AI-driven features are emerging as the next frontier, with 11% of firms citing advanced capabilities such as predictive analytics, fraud detection and AI-powered invoice processing as key priorities for investment in 2025. These tools help finance teams anticipate cash needs, prevent duplicate payments and ensure compliance. Companies investing in digital payments paired with AI gain transparency, lower risk and a competitive edge in strategic financial management.
Managed payment services are shifting AP teams from execution to strategy.
Finexio’s fully managed AP payments solution is one example of how embedded AP payments and AI-powered fraud detection can transform finance operations from reactive functions into proactive, strategic assets. Customers report an 84% reduction in AP task time, enabling teams to shift from manual processing to analysis and vendor negotiations. Results include reduced workloads, better fraud detection and stronger supplier relationships.

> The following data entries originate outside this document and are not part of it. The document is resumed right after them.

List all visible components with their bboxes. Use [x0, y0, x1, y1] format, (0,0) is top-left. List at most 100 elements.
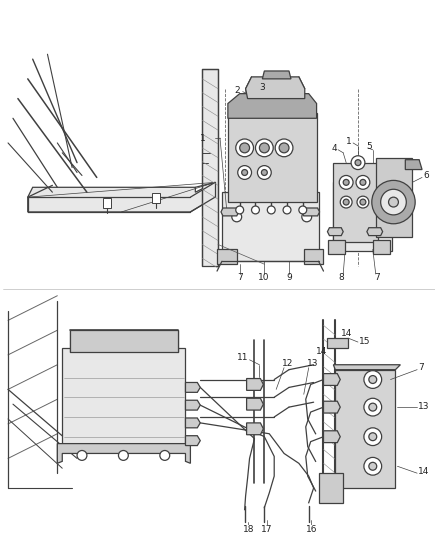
- Polygon shape: [185, 400, 200, 410]
- Circle shape: [381, 189, 406, 215]
- Polygon shape: [262, 71, 291, 79]
- Circle shape: [251, 206, 259, 214]
- Circle shape: [355, 160, 361, 166]
- Circle shape: [283, 206, 291, 214]
- Text: 17: 17: [261, 525, 273, 533]
- Polygon shape: [247, 398, 263, 410]
- Circle shape: [369, 376, 377, 383]
- Circle shape: [240, 143, 250, 153]
- Polygon shape: [222, 192, 318, 261]
- Circle shape: [160, 450, 170, 461]
- Polygon shape: [57, 443, 191, 463]
- Circle shape: [118, 450, 128, 461]
- Polygon shape: [376, 158, 412, 237]
- Polygon shape: [28, 182, 215, 212]
- Polygon shape: [221, 208, 239, 216]
- Polygon shape: [247, 423, 263, 435]
- Polygon shape: [217, 249, 237, 264]
- Text: 14: 14: [316, 348, 327, 357]
- Text: 14: 14: [418, 467, 430, 475]
- Polygon shape: [324, 374, 340, 385]
- Polygon shape: [318, 473, 343, 503]
- Circle shape: [343, 180, 349, 185]
- Circle shape: [369, 403, 377, 411]
- Polygon shape: [247, 378, 263, 390]
- Circle shape: [389, 197, 399, 207]
- Text: 7: 7: [418, 363, 424, 372]
- Polygon shape: [246, 77, 305, 99]
- Text: 7: 7: [374, 273, 379, 282]
- Polygon shape: [302, 208, 320, 216]
- Text: 16: 16: [306, 525, 317, 533]
- Circle shape: [242, 169, 247, 175]
- Polygon shape: [328, 228, 343, 236]
- Circle shape: [232, 212, 242, 222]
- Bar: [152, 193, 160, 203]
- Circle shape: [267, 206, 275, 214]
- Circle shape: [279, 143, 289, 153]
- Text: 4: 4: [332, 144, 337, 154]
- Polygon shape: [333, 163, 378, 241]
- Circle shape: [255, 139, 273, 157]
- Polygon shape: [367, 228, 383, 236]
- Polygon shape: [228, 94, 317, 118]
- Circle shape: [364, 370, 381, 389]
- Circle shape: [339, 175, 353, 189]
- Text: 10: 10: [258, 273, 270, 282]
- Polygon shape: [373, 239, 389, 254]
- Polygon shape: [405, 160, 422, 169]
- Circle shape: [238, 166, 251, 180]
- Text: 5: 5: [366, 142, 371, 151]
- Polygon shape: [333, 182, 392, 252]
- Polygon shape: [328, 338, 348, 348]
- Circle shape: [261, 169, 267, 175]
- Text: 3: 3: [259, 83, 265, 92]
- Polygon shape: [185, 418, 200, 428]
- Polygon shape: [185, 435, 200, 446]
- Polygon shape: [202, 69, 218, 266]
- Circle shape: [364, 428, 381, 446]
- Text: 1: 1: [346, 138, 352, 147]
- Polygon shape: [324, 401, 340, 413]
- Circle shape: [236, 206, 244, 214]
- Text: 11: 11: [237, 353, 248, 362]
- Polygon shape: [62, 348, 185, 443]
- Text: 13: 13: [418, 402, 430, 410]
- Text: 18: 18: [243, 525, 254, 533]
- Circle shape: [299, 206, 307, 214]
- Circle shape: [369, 462, 377, 470]
- Text: 9: 9: [286, 273, 292, 282]
- Polygon shape: [70, 330, 177, 352]
- Text: 15: 15: [359, 336, 371, 345]
- Circle shape: [236, 139, 254, 157]
- Text: 7: 7: [237, 273, 243, 282]
- Text: 2: 2: [235, 86, 240, 95]
- Circle shape: [356, 175, 370, 189]
- Circle shape: [357, 196, 369, 208]
- Polygon shape: [328, 239, 345, 254]
- Text: 14: 14: [341, 329, 353, 338]
- Polygon shape: [336, 370, 396, 488]
- Text: 12: 12: [282, 359, 293, 368]
- Polygon shape: [304, 249, 324, 264]
- Circle shape: [369, 433, 377, 441]
- Text: 8: 8: [338, 273, 344, 282]
- Circle shape: [364, 398, 381, 416]
- Circle shape: [360, 199, 366, 205]
- Circle shape: [258, 166, 271, 180]
- Bar: [102, 198, 110, 208]
- Circle shape: [372, 180, 415, 224]
- Circle shape: [360, 180, 366, 185]
- Polygon shape: [185, 383, 200, 392]
- Circle shape: [340, 196, 352, 208]
- Text: 6: 6: [423, 171, 429, 180]
- Circle shape: [351, 156, 365, 169]
- Polygon shape: [333, 365, 400, 370]
- Polygon shape: [228, 114, 317, 202]
- Circle shape: [275, 139, 293, 157]
- Text: 1: 1: [200, 133, 206, 142]
- Text: 13: 13: [307, 359, 318, 368]
- Circle shape: [364, 457, 381, 475]
- Circle shape: [302, 212, 312, 222]
- Circle shape: [259, 143, 269, 153]
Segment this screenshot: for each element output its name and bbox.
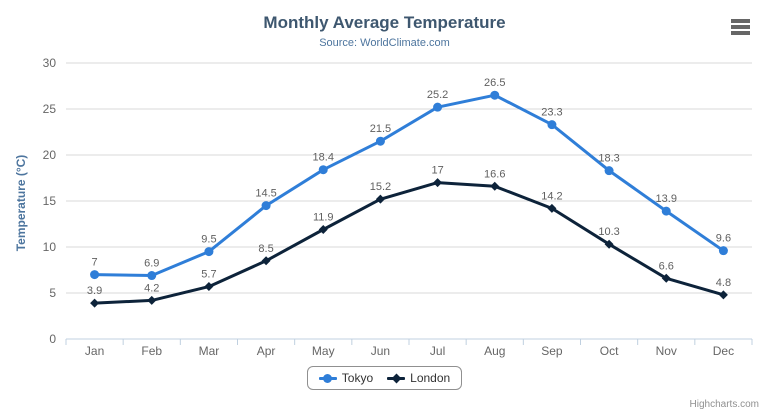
x-axis-label: Jun: [371, 344, 390, 358]
y-axis-tick-label: 30: [43, 56, 57, 70]
x-axis-label: Jan: [85, 344, 104, 358]
data-label: 18.4: [313, 152, 334, 164]
data-label: 21.5: [370, 123, 391, 135]
legend-item-london[interactable]: London: [387, 371, 450, 385]
data-point-tokyo[interactable]: [318, 165, 328, 175]
data-point-london[interactable]: [261, 256, 271, 266]
data-label: 25.2: [427, 89, 448, 101]
context-menu-button[interactable]: [727, 17, 755, 41]
data-label: 23.3: [541, 107, 562, 119]
x-axis-label: Nov: [656, 344, 677, 358]
data-point-tokyo[interactable]: [261, 201, 271, 211]
london-diamond-marker-icon: [387, 372, 406, 384]
legend-label-tokyo: Tokyo: [341, 371, 374, 385]
data-point-tokyo[interactable]: [604, 166, 614, 176]
data-label: 6.6: [659, 260, 674, 272]
data-point-tokyo[interactable]: [547, 120, 557, 130]
hamburger-menu-icon: [729, 19, 753, 35]
x-axis-label: Jul: [430, 344, 445, 358]
x-axis-label: Feb: [141, 344, 162, 358]
data-point-london[interactable]: [375, 194, 385, 204]
x-axis-label: Sep: [541, 344, 563, 358]
data-point-london[interactable]: [547, 203, 557, 213]
x-axis-label: Aug: [484, 344, 505, 358]
data-point-tokyo[interactable]: [90, 270, 100, 280]
x-axis-label: Mar: [199, 344, 220, 358]
y-axis-tick-label: 15: [43, 194, 57, 208]
x-axis-label: Apr: [257, 344, 276, 358]
series-line-london: [93, 181, 725, 305]
data-point-london[interactable]: [490, 181, 500, 191]
data-label: 3.9: [87, 285, 102, 297]
x-axis-label: May: [312, 344, 335, 358]
data-point-london[interactable]: [147, 295, 157, 305]
data-label: 13.9: [656, 193, 677, 205]
data-point-tokyo[interactable]: [375, 136, 385, 146]
data-label: 26.5: [484, 77, 505, 89]
data-label: 16.6: [484, 168, 505, 180]
chart-title: Monthly Average Temperature: [263, 13, 506, 32]
data-label: 15.2: [370, 181, 391, 193]
y-axis-tick-label: 20: [43, 148, 57, 162]
x-axis-label: Oct: [600, 344, 619, 358]
data-label: 4.8: [716, 277, 731, 289]
data-label: 18.3: [598, 153, 619, 165]
data-point-london[interactable]: [661, 273, 671, 283]
data-label: 10.3: [598, 226, 619, 238]
data-point-tokyo[interactable]: [147, 271, 157, 281]
data-label: 14.5: [255, 188, 276, 200]
data-label: 9.6: [716, 233, 731, 245]
data-label: 8.5: [258, 243, 273, 255]
y-axis-tick-label: 10: [43, 240, 57, 254]
data-point-tokyo[interactable]: [433, 102, 443, 112]
x-axis-label: Dec: [713, 344, 734, 358]
data-label: 7: [92, 257, 98, 269]
legend-box: Tokyo London: [306, 366, 463, 390]
legend: Tokyo London: [0, 366, 769, 390]
data-point-tokyo[interactable]: [490, 90, 500, 100]
data-point-london[interactable]: [318, 225, 328, 235]
y-axis-tick-label: 5: [49, 286, 56, 300]
data-point-london[interactable]: [90, 298, 100, 308]
y-axis-tick-label: 0: [49, 332, 56, 346]
data-point-london[interactable]: [433, 178, 443, 188]
series-line-tokyo: [93, 93, 725, 277]
y-axis-tick-label: 25: [43, 102, 57, 116]
data-label: 11.9: [313, 212, 334, 224]
data-point-tokyo[interactable]: [661, 206, 671, 216]
data-point-tokyo[interactable]: [718, 246, 728, 256]
data-label: 14.2: [541, 190, 562, 202]
data-point-tokyo[interactable]: [204, 247, 214, 257]
data-label: 6.9: [144, 258, 159, 270]
data-label: 9.5: [201, 234, 216, 246]
data-label: 4.2: [144, 282, 159, 294]
data-point-london[interactable]: [718, 290, 728, 300]
data-label: 5.7: [201, 269, 216, 281]
legend-label-london: London: [410, 371, 451, 385]
highcharts-credits-link[interactable]: Highcharts.com: [689, 399, 759, 410]
data-point-london[interactable]: [204, 282, 214, 292]
data-point-london[interactable]: [604, 239, 614, 249]
legend-item-tokyo[interactable]: Tokyo: [318, 371, 374, 385]
data-label: 17: [431, 165, 443, 177]
chart-subtitle: Source: WorldClimate.com: [319, 37, 450, 49]
tokyo-circle-marker-icon: [318, 372, 337, 384]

Combined with AI-powered supplier targeting that is capable of predicting adoption with greater than 90% accuracy, firms are achieving extraordinary results, with 60%+ virtual card acceptance among suppliers invoicing up to $100,000 annually, unlocking new revenue streams through rebates from payments. This transformation is redefining AP from a cost center to a cornerstone of financial resilience.
Safeguarding Continuity Through Modern AP
Manual AP no longer suffices in 2025’s fast-evolving business landscape. Firms that cling to paper-based workflows risk mounting errors, strained supplier ties and diminished cash clarity. AP must now be as streamlined, secure and resilient as possible to support growth in volatile conditions.

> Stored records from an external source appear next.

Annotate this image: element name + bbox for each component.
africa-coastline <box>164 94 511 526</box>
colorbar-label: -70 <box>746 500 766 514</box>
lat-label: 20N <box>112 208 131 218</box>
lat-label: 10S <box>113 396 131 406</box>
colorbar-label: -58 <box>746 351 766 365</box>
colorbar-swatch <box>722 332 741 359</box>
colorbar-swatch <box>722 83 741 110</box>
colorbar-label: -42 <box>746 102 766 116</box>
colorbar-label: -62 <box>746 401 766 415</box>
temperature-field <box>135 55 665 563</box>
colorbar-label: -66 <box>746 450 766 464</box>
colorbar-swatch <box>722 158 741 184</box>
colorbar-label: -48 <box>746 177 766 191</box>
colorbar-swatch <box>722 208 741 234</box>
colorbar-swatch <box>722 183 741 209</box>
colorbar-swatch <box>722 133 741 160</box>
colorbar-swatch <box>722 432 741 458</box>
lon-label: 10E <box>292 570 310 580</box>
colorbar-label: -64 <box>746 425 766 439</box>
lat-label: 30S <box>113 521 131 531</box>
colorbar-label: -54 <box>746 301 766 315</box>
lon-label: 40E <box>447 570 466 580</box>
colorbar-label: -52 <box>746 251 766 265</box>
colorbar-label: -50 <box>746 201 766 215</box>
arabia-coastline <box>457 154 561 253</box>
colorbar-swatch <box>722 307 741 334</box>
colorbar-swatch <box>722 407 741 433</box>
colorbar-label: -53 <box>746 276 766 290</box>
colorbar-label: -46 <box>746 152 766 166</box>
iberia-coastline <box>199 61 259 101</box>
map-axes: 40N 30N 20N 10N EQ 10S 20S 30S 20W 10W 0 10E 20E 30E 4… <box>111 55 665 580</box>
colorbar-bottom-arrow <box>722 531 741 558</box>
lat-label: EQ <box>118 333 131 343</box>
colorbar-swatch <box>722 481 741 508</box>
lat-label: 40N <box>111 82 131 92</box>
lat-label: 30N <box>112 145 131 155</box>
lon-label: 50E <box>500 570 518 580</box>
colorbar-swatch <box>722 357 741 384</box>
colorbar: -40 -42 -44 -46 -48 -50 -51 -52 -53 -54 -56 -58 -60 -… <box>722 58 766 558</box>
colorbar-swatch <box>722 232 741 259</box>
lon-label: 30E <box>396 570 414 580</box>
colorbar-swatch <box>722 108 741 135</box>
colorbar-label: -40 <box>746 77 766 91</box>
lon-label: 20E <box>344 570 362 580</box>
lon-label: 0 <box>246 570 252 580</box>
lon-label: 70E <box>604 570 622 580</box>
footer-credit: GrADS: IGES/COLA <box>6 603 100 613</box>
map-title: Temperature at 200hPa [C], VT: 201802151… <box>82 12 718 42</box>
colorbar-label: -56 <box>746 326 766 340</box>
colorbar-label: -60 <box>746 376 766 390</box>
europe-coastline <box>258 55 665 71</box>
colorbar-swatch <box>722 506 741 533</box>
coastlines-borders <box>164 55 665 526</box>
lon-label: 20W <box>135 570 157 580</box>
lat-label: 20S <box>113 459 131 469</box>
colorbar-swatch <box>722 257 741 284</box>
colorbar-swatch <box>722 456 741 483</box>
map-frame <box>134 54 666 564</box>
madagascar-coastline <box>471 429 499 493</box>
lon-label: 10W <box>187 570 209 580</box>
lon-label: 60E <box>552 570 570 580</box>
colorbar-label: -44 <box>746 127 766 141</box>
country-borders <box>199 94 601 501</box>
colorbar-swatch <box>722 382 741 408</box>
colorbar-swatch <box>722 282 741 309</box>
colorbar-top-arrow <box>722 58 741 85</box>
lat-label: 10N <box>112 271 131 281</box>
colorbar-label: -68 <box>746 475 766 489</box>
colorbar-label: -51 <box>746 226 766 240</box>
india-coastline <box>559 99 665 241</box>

PYMNTS Intelligence offers the following actionable roadmap for companies considering modernization of their AP processes:
- Eliminate manual entry and fragmented workflows. Replace paper invoices and email approvals with automated capture and routing to reduce errors and free staff time.
- Address payment delays that heighten volatility. Shift from checks and slow rails to faster settlement methods that stabilize cash flow and maintain supplier trust.
- Adopt managed AP services. Offload execution, exception handling and supplier outreach to specialists, allowing teams to focus on strategy and analysis.
- Leverage AI to expand supplier adoption. Use predictive targeting to increase supplier adoption, reduce fraud risk and strengthen vendor relationships.
Modernizing AP step by step can deliver lower cost, fewer delays and stronger trust. By embracing embedded payments, businesses not only reduce risk but also gain the ability to make finance a driver of growth in 2025 and beyond.